Cooper T, Glock Allison

Changers: Drew

Kosmos Verlag

352 S., gebunden

16,99 €


Am ersten Highschooltag erwacht der 14-jährige Ethan plötzlich als junges blondes Mädchen. Seine Eltern erklären ihm, dass er ein „Changer“ ist. Wie sein Vater gehört er einer Gruppe von Menschen an, die sich während ihrer Schulzeit viermal in eine andere Person – Junge oder Mädchen – verwandeln, bevor sie eine feste Identität wählen. Seine erste Identität als „Drew“ ist für Ethan nicht leicht: Sie muss sich mit den Regeln der Changers vertraut machen, verliebt sich und muss für diese Liebe kämpfen. Was werden die Gegner der Changers unternehmen? Und ist die Organisation, die sie unterstützt, wirklich so gut? Die wichtigste Frage aber lautet: Wer wird „Drew“ am Ende sein?

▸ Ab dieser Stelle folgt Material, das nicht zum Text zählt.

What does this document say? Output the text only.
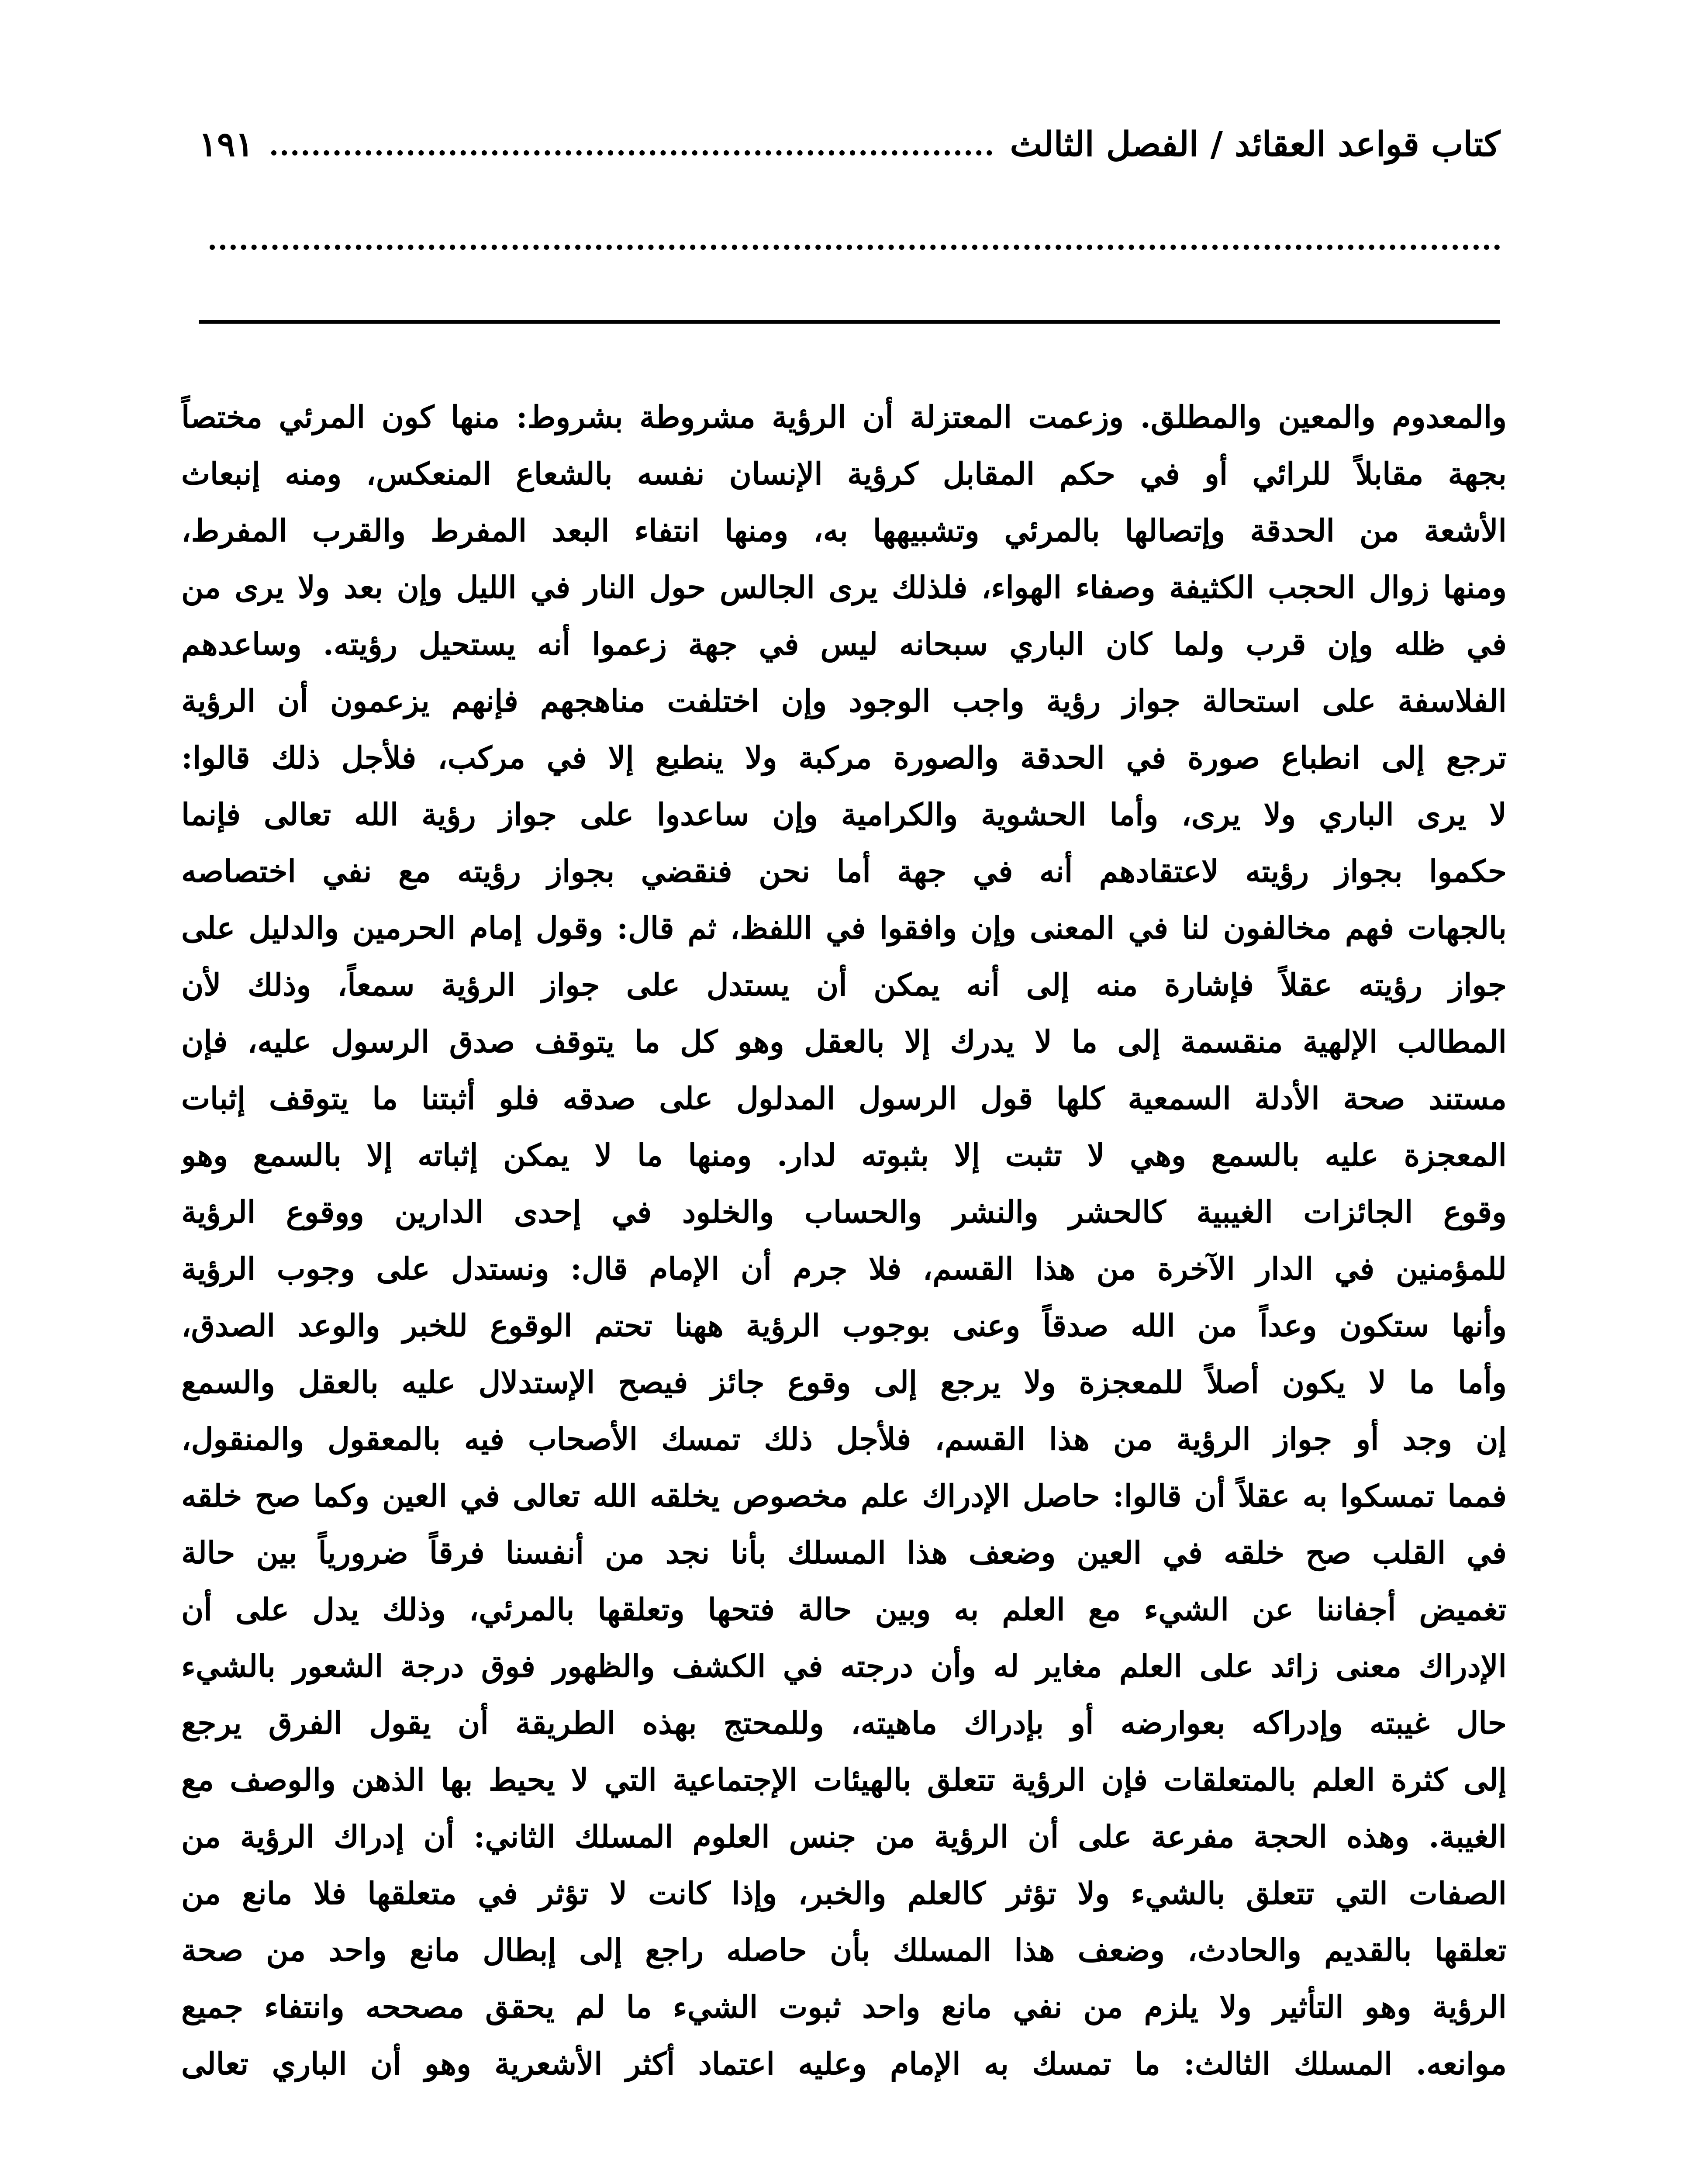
كتاب قواعد العقائد / الفصل الثالث
١٩١
والمعدوم والمعين والمطلق. وزعمت المعتزلة أن الرؤية مشروطة بشروط: منها كون المرئي مختصاً
بجهة مقابلاً للرائي أو في حكم المقابل كرؤية الإنسان نفسه بالشعاع المنعكس، ومنه إنبعاث
الأشعة من الحدقة وإتصالها بالمرئي وتشبيهها به، ومنها انتفاء البعد المفرط والقرب المفرط،
ومنها زوال الحجب الكثيفة وصفاء الهواء، فلذلك يرى الجالس حول النار في الليل وإن بعد ولا يرى من
في ظله وإن قرب ولما كان الباري سبحانه ليس في جهة زعموا أنه يستحيل رؤيته. وساعدهم
الفلاسفة على استحالة جواز رؤية واجب الوجود وإن اختلفت مناهجهم فإنهم يزعمون أن الرؤية
ترجع إلى انطباع صورة في الحدقة والصورة مركبة ولا ينطبع إلا في مركب، فلأجل ذلك قالوا:
لا يرى الباري ولا يرى، وأما الحشوية والكرامية وإن ساعدوا على جواز رؤية الله تعالى فإنما
حكموا بجواز رؤيته لاعتقادهم أنه في جهة أما نحن فنقضي بجواز رؤيته مع نفي اختصاصه
بالجهات فهم مخالفون لنا في المعنى وإن وافقوا في اللفظ، ثم قال: وقول إمام الحرمين والدليل على
جواز رؤيته عقلاً فإشارة منه إلى أنه يمكن أن يستدل على جواز الرؤية سمعاً، وذلك لأن
المطالب الإلهية منقسمة إلى ما لا يدرك إلا بالعقل وهو كل ما يتوقف صدق الرسول عليه، فإن
مستند صحة الأدلة السمعية كلها قول الرسول المدلول على صدقه فلو أثبتنا ما يتوقف إثبات
المعجزة عليه بالسمع وهي لا تثبت إلا بثبوته لدار. ومنها ما لا يمكن إثباته إلا بالسمع وهو
وقوع الجائزات الغيبية كالحشر والنشر والحساب والخلود في إحدى الدارين ووقوع الرؤية
للمؤمنين في الدار الآخرة من هذا القسم، فلا جرم أن الإمام قال: ونستدل على وجوب الرؤية
وأنها ستكون وعداً من الله صدقاً وعنى بوجوب الرؤية ههنا تحتم الوقوع للخبر والوعد الصدق،
وأما ما لا يكون أصلاً للمعجزة ولا يرجع إلى وقوع جائز فيصح الإستدلال عليه بالعقل والسمع
إن وجد أو جواز الرؤية من هذا القسم، فلأجل ذلك تمسك الأصحاب فيه بالمعقول والمنقول،
فمما تمسكوا به عقلاً أن قالوا: حاصل الإدراك علم مخصوص يخلقه الله تعالى في العين وكما صح خلقه
في القلب صح خلقه في العين وضعف هذا المسلك بأنا نجد من أنفسنا فرقاً ضرورياً بين حالة
تغميض أجفاننا عن الشيء مع العلم به وبين حالة فتحها وتعلقها بالمرئي، وذلك يدل على أن
الإدراك معنى زائد على العلم مغاير له وأن درجته في الكشف والظهور فوق درجة الشعور بالشيء
حال غيبته وإدراكه بعوارضه أو بإدراك ماهيته، وللمحتج بهذه الطريقة أن يقول الفرق يرجع
إلى كثرة العلم بالمتعلقات فإن الرؤية تتعلق بالهيئات الإجتماعية التي لا يحيط بها الذهن والوصف مع
الغيبة. وهذه الحجة مفرعة على أن الرؤية من جنس العلوم المسلك الثاني: أن إدراك الرؤية من
الصفات التي تتعلق بالشيء ولا تؤثر كالعلم والخبر، وإذا كانت لا تؤثر في متعلقها فلا مانع من
تعلقها بالقديم والحادث، وضعف هذا المسلك بأن حاصله راجع إلى إبطال مانع واحد من صحة
الرؤية وهو التأثير ولا يلزم من نفي مانع واحد ثبوت الشيء ما لم يحقق مصححه وانتفاء جميع
موانعه. المسلك الثالث: ما تمسك به الإمام وعليه اعتماد أكثر الأشعرية وهو أن الباري تعالى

Die Idee hinter dem Buch hat mir ganz gut gefallen, die Umsetzung eigentlich auch, Abzüge gibt es vor allem, weil die Spannung gefehlt hat.

Die Idee des Gestaltwandelns ist jetzt nicht unbedingt neu, so speziell in dieser Form habe ich aber noch kein Buch gelesen.

Die Umsetzung hat mir zum großen Teil gefallen, allerdings habe ich zwischendurch immer wieder kurz Langeweile gespürt - das lag einfach daran, dass es keinen richtigen Spannungsbogen gibt. Das würde auch nicht unbedingt zum Inhalt passen, aber irgendsoetwas in der Art hat dem Buch - meiner Meinung nach - gefehlt.


Die Charaktere sind toll gestaltet. Gerade bei Ethan/Drew merkt man zunächst die Ungläubigkeit, Verzweiflung. Man kann sich super in die Charaktere hineinversetzen und mit ihnen ein Leben leben, das man so nicht kennt. Auch gut gelungen finde ich die Situationen, in denen Ethan/Drew vor Probleme gestellt wird, die er/sie zuvor nicht kannte ;-).


Fazit: Ein unterhaltsames Buch, dem aber das gewisse Etwas fehlt.





7 von 10 Punkte


Dank an Kosmos für das Rezensionsexemplar.